Old School

Jan. 28th, 2026 09:41 pm
billroper: (Default)
[personal profile] billroper
We have a lot of unit tests that are running fine in the JDeveloper environment that do *not* run in the build environment. This has been a source of a lot of frustration for my co-worker who has been trying to solve the problem so I set out to dig into it today.

The first thing I did was get him to confirm that the build wasn't doing anything acutely stupid, since there are multiple separate build steps that actually rely on each other in a loop. This is an annoying problem (and not correctable in any reasonable way), but you can check through the loop by hand and he did so and determined that my first guess was wrong. Oh, well.

Ok. If you can't use the debugger because the failures are in the Gradle build, you can always go old school. It was time to start modifying the code and putting in debugging statements to drop data to the console. And so I did.

I got the stack trace for the mysterious exception that was shutting down a large number of the failing unit tests and went to stare at the source. Eventually I realized that *someone* (and it may well have been me) had written a particularly stupid little class loader that will load one class in one environment and a different class in another environment -- say, for instance, when you are running your unit test in the build environment. And when the alternate class it is trying to load isn't in the build environment either *and* is the completely wrong class to be loading, well, you've hit the jackpot.

I quickly wrote the missing class to implement the interface, causing every method to throw a NotImplementedException. This was the right choice in this case, because the interface described how to talk to the database and none of the database code is present in this particular part of the build, so you can't get it to run the unit test. And now my Class Not Found exception turned into a NotImplementedException -- and I was already dropping the stack trace out so that I could see that I was attempting to load the access record.

Huh. Now the model that I was working with in this set of unit tests was one that I had initialized by hand and it normally works fine -- until you try loading a feature that requires an access record, which it then tries to load from the database, which is not present. I wrote a class to initialize the access record and tucked it into the model initialization routine and almost *everything* started running correctly.

Happy dance! Except there were still a few (like four) unit tests that were failing for some unknown reason. One of these was working with a tiny grid that I'd initialized in my tiny model. Other things were working correctly with the grid, so why wasn't this one?
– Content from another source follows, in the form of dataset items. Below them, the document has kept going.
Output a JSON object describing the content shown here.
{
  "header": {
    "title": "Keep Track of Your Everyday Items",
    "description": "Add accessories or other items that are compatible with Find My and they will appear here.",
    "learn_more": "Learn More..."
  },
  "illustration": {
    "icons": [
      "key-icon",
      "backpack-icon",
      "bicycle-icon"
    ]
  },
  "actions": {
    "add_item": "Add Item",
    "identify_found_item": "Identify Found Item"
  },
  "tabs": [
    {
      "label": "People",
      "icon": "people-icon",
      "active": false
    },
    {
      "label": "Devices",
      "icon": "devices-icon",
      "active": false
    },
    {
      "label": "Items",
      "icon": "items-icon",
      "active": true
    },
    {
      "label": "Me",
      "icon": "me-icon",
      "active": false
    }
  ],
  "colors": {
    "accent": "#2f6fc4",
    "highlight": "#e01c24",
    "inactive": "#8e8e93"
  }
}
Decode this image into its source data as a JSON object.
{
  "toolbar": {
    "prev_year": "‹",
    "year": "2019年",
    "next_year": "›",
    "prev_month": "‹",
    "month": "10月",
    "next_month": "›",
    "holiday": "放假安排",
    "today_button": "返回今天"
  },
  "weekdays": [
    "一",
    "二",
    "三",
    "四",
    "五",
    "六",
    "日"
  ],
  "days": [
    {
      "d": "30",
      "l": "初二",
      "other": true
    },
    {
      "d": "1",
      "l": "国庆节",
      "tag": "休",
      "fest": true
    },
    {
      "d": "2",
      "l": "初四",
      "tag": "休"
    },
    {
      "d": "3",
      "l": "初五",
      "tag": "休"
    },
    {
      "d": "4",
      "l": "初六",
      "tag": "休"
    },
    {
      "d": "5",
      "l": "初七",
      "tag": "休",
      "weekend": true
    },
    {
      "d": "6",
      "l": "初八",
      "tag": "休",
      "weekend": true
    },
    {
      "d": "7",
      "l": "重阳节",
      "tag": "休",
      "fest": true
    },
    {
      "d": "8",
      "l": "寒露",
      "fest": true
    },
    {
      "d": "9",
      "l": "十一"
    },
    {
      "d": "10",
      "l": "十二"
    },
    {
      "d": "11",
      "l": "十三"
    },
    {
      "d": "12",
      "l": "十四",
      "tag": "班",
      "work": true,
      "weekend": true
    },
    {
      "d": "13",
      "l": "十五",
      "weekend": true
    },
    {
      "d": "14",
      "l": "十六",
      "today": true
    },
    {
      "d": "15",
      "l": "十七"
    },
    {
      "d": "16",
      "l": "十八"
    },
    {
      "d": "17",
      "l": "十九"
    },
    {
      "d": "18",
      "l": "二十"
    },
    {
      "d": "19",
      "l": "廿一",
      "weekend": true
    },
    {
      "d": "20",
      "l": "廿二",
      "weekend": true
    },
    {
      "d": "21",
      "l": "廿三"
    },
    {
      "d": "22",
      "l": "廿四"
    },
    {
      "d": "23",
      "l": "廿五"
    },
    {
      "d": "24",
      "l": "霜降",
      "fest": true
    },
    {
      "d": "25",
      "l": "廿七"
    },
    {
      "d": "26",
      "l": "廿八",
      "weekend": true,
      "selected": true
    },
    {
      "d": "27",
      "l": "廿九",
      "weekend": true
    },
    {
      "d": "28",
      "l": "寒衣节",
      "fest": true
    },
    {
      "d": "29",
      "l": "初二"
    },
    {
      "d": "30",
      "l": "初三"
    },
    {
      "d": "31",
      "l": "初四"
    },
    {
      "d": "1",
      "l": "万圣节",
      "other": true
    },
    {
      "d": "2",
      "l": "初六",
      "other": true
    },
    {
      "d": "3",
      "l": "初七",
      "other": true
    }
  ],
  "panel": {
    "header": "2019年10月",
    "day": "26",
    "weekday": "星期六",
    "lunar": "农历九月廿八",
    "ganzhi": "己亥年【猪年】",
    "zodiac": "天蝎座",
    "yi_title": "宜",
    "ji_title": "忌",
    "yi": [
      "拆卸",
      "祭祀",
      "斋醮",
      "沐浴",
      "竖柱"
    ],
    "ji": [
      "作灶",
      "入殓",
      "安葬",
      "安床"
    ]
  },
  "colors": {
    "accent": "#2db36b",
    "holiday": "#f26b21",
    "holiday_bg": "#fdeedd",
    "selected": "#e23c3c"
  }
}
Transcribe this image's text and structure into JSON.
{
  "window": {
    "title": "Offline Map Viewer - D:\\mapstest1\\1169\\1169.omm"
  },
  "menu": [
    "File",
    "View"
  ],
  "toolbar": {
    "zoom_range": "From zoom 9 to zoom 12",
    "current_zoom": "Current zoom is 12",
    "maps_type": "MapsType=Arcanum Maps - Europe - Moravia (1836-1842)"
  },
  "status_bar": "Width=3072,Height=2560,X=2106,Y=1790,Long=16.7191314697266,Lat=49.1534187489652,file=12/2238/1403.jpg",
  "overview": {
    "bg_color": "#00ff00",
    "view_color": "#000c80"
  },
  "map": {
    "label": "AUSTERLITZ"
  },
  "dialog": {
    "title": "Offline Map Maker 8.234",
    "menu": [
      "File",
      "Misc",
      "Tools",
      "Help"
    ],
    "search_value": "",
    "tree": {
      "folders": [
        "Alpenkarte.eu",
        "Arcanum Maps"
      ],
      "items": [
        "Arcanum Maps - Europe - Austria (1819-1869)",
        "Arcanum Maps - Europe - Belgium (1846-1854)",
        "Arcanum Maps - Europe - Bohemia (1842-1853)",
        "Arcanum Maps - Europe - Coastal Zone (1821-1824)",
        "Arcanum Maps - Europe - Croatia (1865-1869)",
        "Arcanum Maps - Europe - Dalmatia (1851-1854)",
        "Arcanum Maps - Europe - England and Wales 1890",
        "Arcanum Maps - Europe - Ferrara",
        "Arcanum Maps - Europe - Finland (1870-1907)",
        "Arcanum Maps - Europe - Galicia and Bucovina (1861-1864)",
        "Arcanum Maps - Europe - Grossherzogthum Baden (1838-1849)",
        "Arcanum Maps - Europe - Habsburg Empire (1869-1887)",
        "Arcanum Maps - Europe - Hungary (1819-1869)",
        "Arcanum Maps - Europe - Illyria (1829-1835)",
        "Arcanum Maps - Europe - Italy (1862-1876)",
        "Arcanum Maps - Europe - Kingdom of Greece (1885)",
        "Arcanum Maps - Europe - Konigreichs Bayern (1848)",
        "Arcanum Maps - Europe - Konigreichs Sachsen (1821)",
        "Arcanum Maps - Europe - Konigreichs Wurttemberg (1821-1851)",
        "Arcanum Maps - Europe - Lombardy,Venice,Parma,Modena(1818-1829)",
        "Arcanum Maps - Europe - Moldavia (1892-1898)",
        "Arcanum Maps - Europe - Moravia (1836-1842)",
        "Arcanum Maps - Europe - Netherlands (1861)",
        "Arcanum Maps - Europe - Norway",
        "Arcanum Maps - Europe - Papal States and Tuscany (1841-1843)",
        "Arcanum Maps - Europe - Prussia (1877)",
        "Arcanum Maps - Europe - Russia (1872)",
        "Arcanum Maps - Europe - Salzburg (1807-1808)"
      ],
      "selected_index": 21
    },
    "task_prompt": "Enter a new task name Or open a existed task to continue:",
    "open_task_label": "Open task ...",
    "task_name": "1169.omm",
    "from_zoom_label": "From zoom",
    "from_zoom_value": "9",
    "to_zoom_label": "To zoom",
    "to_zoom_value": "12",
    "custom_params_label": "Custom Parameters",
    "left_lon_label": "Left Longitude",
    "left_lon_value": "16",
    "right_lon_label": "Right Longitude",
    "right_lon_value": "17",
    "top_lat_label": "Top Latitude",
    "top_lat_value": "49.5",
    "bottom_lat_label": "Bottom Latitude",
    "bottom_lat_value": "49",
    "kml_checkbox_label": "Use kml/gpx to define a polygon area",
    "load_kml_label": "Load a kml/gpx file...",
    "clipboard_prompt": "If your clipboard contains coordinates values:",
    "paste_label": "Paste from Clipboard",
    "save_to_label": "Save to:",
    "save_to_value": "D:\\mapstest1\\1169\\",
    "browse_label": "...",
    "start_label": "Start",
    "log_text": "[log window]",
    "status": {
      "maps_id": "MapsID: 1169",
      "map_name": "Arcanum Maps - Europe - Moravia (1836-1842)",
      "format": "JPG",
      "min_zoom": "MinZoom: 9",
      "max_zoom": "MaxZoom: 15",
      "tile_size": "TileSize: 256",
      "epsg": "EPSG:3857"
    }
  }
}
I finally wrote a routine to dump the tiny grid to the console and discovered that none of the values that I'd tried to change in the grid were actually getting stored -- with the result that the unit test didn't find the expected values and promptly failed. I managed to find where the error codes were stored and they were all the same code, so I found all of the places that could give me that error code and stuck a debugging statement in, which eventually led me to the point of failure.

I was getting an exception when I tried to parse the input value of "160.1". The exception claimed that the character in the zero position was failing, but when I looked at the exception, I realized that I had cleverly just passed back a zero instead of looking to see which character in the string was the problem. Well, *that's* easily fixed. It's the character in the *third* position. It's the decimal point. Why do I believe that a decimal point is an illegal character? Could it have something to do with localization and assembling the set of valid characters based on the locale's decimal separator?

Yes. Yes, it could.

Gradle not only runs the unit tests in multiple threads, but it *reuses* threads. The LocaleTest switched a thread to the French locale, where the decimal separator is a comma, and didn't switch it back. It does now.

And suddenly, the rest of the unit tests started working. Well, except for one test where the correct files aren't present in the build environment. I commented that particular test back out as a problem for another day.

And then I pulled out all of the spurious debugging code that I'd put in. I kept the grid printing code around though.

You never can tell when you're going to need it. :)

Or to quote one of my songs:

"I want to be old. I want to be wise.
I want to be just a little bit smarter than all those younger guys."

Amazing what you can learn from experience.